Friday, April 18, 2014

MAA Books Beat: Extraordinary Book on Ordinary Differential Equations

Written by Steve Kennedy, MAA Books Beat is a column written for MAA FOCUSExtraordinary Book on Ordinary Differential Equations appears in the April/May 2014 issue.

Mathematics changes slowly; the mathematics curriculum changes even more slowly. A few years ago, to celebrate the tercentenary of L'Hôpital's Calculus, some colleagues and I read it seminar-style. The most striking thing about the experience was that his table of contents looked shockingly similar to our departmental calculus syllabus. That being said, in the 30 years I've been teaching collegiate mathematics, there is one course in the undergraduate math curriculum that has changed dramatically–the course in ordinary differential equations (ODE).

These changes are rooted in the calculus reform movement of the late 1980s and early 1990s, the easy access to powerful computing and visualization, and the rise of dynamical systems theory and its accompanying qualitative point of view.
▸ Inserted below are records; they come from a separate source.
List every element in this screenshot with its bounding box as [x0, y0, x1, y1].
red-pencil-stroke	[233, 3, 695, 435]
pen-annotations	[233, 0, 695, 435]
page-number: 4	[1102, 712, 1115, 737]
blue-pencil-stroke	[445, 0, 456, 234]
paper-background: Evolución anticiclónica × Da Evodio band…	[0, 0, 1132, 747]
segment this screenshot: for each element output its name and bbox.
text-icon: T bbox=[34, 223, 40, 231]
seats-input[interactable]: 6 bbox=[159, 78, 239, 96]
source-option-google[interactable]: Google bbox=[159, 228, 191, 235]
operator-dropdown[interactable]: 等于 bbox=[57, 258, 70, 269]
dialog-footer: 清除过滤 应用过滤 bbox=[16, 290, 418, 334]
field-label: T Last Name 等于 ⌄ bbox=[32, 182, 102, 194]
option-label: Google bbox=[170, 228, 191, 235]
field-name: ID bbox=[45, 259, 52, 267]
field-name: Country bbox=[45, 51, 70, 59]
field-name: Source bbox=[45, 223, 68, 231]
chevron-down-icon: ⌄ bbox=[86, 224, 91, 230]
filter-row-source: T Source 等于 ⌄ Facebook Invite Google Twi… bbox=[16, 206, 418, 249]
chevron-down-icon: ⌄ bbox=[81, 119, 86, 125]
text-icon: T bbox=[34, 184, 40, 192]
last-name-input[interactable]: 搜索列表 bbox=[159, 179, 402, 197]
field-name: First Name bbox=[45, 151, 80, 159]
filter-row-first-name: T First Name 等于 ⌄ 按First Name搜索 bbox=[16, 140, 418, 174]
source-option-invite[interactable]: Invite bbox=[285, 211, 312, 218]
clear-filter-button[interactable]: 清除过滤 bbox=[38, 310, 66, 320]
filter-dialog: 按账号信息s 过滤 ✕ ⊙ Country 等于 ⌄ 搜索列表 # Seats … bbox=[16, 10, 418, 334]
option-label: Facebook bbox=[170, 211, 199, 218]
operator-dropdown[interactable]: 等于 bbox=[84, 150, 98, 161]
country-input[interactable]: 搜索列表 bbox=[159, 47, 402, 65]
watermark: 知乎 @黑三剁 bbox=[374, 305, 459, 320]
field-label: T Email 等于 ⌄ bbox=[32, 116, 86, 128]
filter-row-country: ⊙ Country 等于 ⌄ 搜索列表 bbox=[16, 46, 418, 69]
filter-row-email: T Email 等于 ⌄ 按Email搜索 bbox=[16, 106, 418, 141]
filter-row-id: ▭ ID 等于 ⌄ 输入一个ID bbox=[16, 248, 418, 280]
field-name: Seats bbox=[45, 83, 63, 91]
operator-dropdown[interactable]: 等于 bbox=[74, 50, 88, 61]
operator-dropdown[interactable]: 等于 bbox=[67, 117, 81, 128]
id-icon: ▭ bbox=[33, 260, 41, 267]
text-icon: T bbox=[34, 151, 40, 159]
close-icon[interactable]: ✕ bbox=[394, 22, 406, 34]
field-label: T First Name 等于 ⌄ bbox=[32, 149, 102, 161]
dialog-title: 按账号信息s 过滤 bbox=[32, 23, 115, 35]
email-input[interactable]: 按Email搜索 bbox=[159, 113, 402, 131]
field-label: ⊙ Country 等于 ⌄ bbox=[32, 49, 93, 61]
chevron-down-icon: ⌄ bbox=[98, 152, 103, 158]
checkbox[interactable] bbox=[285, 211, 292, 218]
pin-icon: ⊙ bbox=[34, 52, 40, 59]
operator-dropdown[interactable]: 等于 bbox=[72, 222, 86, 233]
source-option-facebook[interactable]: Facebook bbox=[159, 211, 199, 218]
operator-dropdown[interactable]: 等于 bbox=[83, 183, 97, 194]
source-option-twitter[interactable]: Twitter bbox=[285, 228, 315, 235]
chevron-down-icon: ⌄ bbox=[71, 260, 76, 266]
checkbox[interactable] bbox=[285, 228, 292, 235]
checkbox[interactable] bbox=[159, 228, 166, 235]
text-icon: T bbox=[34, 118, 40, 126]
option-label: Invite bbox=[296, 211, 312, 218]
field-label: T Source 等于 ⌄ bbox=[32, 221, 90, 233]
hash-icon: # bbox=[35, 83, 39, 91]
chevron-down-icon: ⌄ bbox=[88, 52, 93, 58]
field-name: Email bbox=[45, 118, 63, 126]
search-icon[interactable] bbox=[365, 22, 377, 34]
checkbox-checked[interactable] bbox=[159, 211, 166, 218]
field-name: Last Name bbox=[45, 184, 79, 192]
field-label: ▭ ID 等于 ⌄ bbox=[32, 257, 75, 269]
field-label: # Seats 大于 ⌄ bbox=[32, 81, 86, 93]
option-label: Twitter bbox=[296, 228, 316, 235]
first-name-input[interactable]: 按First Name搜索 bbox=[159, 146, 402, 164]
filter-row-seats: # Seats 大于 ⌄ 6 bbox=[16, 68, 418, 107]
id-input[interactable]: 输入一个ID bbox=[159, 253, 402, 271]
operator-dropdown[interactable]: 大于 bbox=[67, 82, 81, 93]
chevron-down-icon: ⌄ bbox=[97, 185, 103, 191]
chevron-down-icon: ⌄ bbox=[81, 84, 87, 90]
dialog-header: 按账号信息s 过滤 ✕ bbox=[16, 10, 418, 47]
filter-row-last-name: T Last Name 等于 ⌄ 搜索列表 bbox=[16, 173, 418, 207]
The calc reform movement taught us to explain everything from graphical, numerical, and symbolic perspectives. Computing, of course, made it possible to do this in effective ways, especially the numerical and graphical bits. Dynamical systems provided entirely new ways of thinking about the evolution and bifurcation of systems.

The New on View


All these changes are fully on view in Virginia (“Anne”) Noonburg's Ordinary Differential Equations from Calculus to Dynamical Systems, newly released by the MAA. Noonburg has a distinguished record of research in dynamical systems, especially concentrating on equations that model biological systems. You clearly see these intellectual interests in this book.


In the first chapter we learn (a simplified version) of an ordinary differential equation model of nerve cell activity in the brain alongside the logistic growth model for populations (and models for current in a circuit and terminal velocity of skydivers).

It is nice to see the early emphasis on modeling as the purpose of differential equations. This clear emphasis makes natural the focus on qualitative and geometric features of solutions, which is a theme throughout the book.

Chapter 5 is particularly focused on qualitative methods. It begins with one of my favorite classifications, the organization of two-dimensional constant coefficient linear systems in the trace-determinant plane, which is just a beautiful scheme.

After a discussion of equilibrium type and linearization, the rest of the chapter is taken up by unusually deep qualitative analysis of several models. These models include the Van der Pol equation, a competing species model, the Wilson-Cowan equations that model neuronal behavior, and a predator-prey model. As I said, all of these models are analyzed in greater-than-usual depth. There are deep and interesting bifurcation analyses for all of these.

Meaty Exercises


I should also mention that this chapter is especially well stocked with meaty exercises. If you are looking to give your students an experience that captures something of what actually happens when a scientist models a phenomenon–and, one could argue, this should be one of the purposes of an ODE course–then you, and your students, will be rewarded by careful study of this chapter.

This is a pretty terrific book for a first ODE course. It has a nice modern flavor and covers exactly the topics that I like to cover, and from the point of view that I think is the way to do it. The book contains many, many great exercises. Your students will find the text very readable–so readable that you should be able to use this book in a flipped classroom course.